Although she started to develop an elite clientele, Paul Poiret was the king of couture in France. When World War I broke out in 1914, Poiret was drafted and Chanel fled Paris, landing in coastal Biarritz, a playground for exiled society ladies and wealthy Spaniards. Within a few months she opened a third shop, her first couture house.

Dress etiquette had changed completely by this time when the corset, full-length skirt and five daily outfit changes were seen as insensitive and impractical during the war when the men were out risking their lives and women had to work. Freedom of movement and a simple, clean line became the new fashion, which was already Chanel’s preferred way of dressing, adjusting her boyfriend’s clothes to create pieces that allowed mobility and sports.

She also preferred neutral colors, which was timely due to the shortage of dyes. The dearth of cloth was another obstacle, but she hurdled this too by using jersey, the men’s underwear material. Turning it into couture pieces like her first suit, three-quarter cardigan and waistless dress was sheer genius. She also added pockets, which liberated women from depending on men to hold things for them.

Capturing the zeitgeist, she came up with the right product at the right time, making her boutique a most lucrative enterprise. After the war ended, the flu pandemic hit, but she had already established herself and continued to thrive with a clientele that couldn’t get enough of her designs. Women could relate to her can-do aesthetic and philosophy of creating beauty out of the barest materials.  They also realized that beautiful dresses need not constrain one’s movement or one’s lifestyle.

It’s almost déjà vu since the present pandemic has seen the preference for loungewear and comfortable, less constricting fashion.

By the time the 1920s arrived, in fact, pajamas were also in vogue, a trend attributed to Chanel, who would stroll down the Riviera in her beach pajamas, which the fashionable set ended up wearing for lounging in yachts and boudoirs.

The flapper of the Roaring ’20s was also right up Chanel’s alley, with dropped waists and creeping hemlines.  It was an upbeat period when people just wanted to have fun and party after all the suffering.

Chanel Haute Couture FW21 (chanel.com)

It’s no wonder that current Chanel creative director Virginie Viard turned to the founder’s 1920s period in creating the Chanel couture line for FW21 with relaxed trousers, pantsuits, vintage button and pocket shaping and two-tone spectator heels. Sequined scarves added a dash of disco, with the hope that yes, after all this, we will dance together again just like in the 1920s.

Optimism is also apparent in the house’s corporate strategy: investing a record US$1.1 billion last year (45 percent more than 2019) despite an 18 percent drop in annual revenues.

Adapting to the pandemic, they devised new client-facing tools like concierge shopping services and a new app for clients to connect with fashion advisors; big store revamps and the purchase of its New Bond Street store in London and a new store in Beverly Hills.
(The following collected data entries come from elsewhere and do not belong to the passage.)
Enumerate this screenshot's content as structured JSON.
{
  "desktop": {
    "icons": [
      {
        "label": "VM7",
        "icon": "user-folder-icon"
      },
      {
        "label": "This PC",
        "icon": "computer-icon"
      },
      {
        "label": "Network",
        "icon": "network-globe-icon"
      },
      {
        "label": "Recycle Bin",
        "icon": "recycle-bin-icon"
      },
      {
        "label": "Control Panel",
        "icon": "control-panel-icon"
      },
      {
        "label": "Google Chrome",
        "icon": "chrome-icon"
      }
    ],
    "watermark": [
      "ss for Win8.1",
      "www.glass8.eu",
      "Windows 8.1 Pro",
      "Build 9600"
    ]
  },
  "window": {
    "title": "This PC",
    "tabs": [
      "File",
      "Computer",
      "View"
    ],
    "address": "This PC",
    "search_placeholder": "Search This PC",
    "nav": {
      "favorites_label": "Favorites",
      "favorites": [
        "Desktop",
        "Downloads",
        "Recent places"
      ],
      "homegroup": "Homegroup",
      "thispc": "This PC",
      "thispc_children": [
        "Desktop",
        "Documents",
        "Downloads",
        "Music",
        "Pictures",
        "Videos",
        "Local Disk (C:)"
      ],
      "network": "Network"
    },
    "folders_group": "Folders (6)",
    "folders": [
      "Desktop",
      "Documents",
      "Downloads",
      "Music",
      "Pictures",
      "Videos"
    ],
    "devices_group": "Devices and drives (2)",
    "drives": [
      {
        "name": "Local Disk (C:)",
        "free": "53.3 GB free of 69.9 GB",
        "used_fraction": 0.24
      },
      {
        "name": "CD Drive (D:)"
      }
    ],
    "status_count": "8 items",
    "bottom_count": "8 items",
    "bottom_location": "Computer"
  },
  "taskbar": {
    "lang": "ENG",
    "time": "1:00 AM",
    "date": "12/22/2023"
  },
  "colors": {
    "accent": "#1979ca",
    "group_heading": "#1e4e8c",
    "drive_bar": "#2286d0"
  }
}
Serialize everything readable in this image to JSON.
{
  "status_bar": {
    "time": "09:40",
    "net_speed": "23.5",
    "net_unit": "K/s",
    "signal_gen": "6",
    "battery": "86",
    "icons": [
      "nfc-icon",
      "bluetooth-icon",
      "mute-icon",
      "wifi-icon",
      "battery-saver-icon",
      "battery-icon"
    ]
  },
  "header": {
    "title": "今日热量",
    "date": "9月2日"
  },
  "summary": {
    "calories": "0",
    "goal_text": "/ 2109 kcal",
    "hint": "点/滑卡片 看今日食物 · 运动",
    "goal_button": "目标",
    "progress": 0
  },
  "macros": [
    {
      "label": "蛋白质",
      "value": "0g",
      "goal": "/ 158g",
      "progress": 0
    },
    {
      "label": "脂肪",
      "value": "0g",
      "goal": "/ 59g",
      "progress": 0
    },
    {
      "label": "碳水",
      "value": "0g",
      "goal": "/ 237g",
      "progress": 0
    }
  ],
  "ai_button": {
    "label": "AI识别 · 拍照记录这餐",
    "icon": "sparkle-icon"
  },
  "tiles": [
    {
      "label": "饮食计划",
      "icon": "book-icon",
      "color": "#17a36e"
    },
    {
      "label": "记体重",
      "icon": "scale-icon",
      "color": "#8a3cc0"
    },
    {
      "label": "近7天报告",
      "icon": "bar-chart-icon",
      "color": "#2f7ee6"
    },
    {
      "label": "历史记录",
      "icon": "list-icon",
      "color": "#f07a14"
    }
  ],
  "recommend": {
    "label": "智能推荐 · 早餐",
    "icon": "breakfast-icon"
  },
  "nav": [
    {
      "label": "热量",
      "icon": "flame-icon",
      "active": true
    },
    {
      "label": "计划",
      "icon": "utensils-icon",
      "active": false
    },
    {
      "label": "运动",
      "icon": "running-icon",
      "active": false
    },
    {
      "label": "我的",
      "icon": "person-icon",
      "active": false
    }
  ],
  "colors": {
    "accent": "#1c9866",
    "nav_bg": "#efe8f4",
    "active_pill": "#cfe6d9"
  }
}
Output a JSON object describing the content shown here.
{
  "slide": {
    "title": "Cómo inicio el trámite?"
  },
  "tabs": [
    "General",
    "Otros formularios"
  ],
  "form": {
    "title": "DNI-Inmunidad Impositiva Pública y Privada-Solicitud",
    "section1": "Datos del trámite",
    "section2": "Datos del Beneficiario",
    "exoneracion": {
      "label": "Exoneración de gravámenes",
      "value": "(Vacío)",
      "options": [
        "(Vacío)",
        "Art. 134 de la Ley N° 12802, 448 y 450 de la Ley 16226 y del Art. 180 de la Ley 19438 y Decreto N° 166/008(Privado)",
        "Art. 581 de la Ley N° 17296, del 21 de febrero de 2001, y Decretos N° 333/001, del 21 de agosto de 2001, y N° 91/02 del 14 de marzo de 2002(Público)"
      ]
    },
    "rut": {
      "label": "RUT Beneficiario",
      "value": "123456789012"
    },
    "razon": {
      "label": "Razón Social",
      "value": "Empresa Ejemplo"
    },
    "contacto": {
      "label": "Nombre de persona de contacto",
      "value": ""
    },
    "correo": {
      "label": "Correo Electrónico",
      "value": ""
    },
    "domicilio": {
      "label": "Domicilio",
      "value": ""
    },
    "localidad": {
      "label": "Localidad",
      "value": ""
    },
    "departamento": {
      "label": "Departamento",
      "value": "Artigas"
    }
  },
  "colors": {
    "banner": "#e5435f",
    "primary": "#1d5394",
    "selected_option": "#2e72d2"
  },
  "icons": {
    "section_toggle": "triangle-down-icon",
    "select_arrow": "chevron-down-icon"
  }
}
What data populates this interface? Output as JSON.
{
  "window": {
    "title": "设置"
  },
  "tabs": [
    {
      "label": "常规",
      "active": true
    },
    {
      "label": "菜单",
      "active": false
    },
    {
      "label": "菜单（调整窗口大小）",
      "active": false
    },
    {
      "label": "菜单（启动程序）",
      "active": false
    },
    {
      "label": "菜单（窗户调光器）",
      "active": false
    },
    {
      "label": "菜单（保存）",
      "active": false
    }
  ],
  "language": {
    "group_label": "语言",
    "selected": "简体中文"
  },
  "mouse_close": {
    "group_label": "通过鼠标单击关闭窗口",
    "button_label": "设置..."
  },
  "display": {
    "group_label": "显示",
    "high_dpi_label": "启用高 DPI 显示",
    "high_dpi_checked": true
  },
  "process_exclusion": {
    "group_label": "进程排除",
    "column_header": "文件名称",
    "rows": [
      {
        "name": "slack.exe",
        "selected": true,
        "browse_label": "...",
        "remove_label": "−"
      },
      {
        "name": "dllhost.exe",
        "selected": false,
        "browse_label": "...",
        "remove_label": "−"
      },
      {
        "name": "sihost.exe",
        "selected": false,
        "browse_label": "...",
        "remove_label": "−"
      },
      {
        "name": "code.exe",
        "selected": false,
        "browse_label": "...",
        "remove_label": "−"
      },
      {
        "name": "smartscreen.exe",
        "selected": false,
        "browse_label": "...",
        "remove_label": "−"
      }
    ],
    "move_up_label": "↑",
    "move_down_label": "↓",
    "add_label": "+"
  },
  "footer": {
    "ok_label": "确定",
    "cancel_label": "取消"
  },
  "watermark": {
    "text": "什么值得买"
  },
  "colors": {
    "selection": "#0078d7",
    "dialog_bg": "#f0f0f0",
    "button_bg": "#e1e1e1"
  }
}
With the emphasis on slow fashion, craft and quality, they opened Le 19M in Paris to house the brand’s ateliers of artisans that include the embroiderer Lesage and shoemaker Massaro. They have also renewed their commitment to sustainability, partnering with the University of Cambridge to devise viable solutions and investing $25 million in a new climate-change venture to support more sustainable agricultural and forestry supply chains and protect smallholder farmers.

If Coco survived the 1918 pandemic, her fashion house can most certainly prevail and flourish in this one.